FX2AIT is a Python-based tool that converts PyTorch models into AITemplate (AIT) engine for lightning-fast inference serving. AITLowerer built on top of FX2AIT is able to perform AIT conversion on PyTorch model with AIT unsupported operators. Model can enjoy partial AIT acceleration using AITLowerer.
FX2AIT highlights include:
- Automatic Conversion: FX2AIT only need PyTorch model and input as input for conversion. The output can be used for inference serving directly.

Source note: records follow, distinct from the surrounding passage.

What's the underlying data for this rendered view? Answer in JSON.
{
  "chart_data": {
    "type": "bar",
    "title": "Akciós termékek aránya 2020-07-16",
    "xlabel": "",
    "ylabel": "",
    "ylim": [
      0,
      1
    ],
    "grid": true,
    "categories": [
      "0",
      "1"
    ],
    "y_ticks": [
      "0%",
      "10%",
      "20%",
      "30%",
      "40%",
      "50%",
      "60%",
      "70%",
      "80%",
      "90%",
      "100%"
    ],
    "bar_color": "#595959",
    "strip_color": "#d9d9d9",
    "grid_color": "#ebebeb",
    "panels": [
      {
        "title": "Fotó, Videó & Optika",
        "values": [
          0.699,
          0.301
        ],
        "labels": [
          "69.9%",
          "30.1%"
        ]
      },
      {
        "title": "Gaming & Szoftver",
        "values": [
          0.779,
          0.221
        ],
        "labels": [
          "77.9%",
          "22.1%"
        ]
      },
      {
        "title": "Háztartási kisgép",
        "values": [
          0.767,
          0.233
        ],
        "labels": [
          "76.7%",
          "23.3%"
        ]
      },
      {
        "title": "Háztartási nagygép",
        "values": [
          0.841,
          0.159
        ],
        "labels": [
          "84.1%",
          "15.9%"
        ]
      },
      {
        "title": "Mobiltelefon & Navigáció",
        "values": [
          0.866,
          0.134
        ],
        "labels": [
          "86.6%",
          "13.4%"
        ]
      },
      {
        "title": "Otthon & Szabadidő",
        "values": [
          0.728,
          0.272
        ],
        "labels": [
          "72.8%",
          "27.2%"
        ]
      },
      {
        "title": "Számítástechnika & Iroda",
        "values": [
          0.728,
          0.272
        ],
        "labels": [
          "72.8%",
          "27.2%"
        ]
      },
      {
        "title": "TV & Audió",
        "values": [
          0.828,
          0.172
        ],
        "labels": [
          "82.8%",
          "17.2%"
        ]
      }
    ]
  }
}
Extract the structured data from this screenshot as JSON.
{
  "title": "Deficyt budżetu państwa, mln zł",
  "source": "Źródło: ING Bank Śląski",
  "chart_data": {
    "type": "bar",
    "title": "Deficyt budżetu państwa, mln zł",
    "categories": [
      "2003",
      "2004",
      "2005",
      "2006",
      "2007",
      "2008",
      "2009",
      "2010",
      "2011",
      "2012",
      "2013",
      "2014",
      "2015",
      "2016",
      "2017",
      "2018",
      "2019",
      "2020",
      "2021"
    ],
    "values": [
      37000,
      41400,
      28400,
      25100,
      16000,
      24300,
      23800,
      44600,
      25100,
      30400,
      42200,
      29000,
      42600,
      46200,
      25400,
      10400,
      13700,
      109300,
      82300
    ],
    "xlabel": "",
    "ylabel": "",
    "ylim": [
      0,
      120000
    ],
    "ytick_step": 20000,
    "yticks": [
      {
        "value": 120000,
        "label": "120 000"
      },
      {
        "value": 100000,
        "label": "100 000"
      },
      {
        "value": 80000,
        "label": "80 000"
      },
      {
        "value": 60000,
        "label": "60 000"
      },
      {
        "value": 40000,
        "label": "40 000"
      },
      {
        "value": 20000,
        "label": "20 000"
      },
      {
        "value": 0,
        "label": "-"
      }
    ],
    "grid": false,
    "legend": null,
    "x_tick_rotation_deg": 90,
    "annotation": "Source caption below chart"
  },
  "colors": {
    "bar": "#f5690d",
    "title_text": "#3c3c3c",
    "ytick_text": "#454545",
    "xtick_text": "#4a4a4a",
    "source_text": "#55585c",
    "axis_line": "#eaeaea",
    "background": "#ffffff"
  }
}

- Expanded Support: AITemplate doesn't cover all operators PyTorch provides. FX2AIT provided AITLowerer as solution to support partial AIT conversion for models with AIT unsupported operators. For more information, please check example/03_lowering_split.
Hardware requirement:
- NVIDIA: FX2AIT is based on AIT, thus the hardware requirement is same as AIT. AIT is only tested on SM80+ GPUs (Ampere etc). Not all kernels work with old SM75/SM70 (T4/V100) GPUs.
The following command will create a Python wheel for AITemplate. Please ensure you have correct CUDA compiler installed.
- CUDA: CUDA 11.6
- cuDNN: v8.7.0 for CUDA 11.x download source: https://developer.nvidia.com/rdp/cudnn-download installation guidance: https://docs.nvidia.com/deeplearning/cudnn/install-guide/index.html
Incorrect compiler will lead performance regression.
cd fx2ait
python setup.py install
We highly recommend using AITemplate with Docker to avoid accidentally using a wrong version of NVCC or HIPCC.
- CUDA:
./docker/build.sh cuda
This will build a docker image with tag ait:latest
.
AITemplate provides the following getting started tutorials:
- 01: How to inference a PyTorch Transformer model with FX2AIT
- 02: How to inference a PyTorch vision model with FX2AIT
- 03: How to inference a general PyTorch model with AIT unsupported operator using AIT Lowerer
Example command:
cd fx2ait
python example/03_lowering_split/test_lower.py
python test/test_ait_lower.py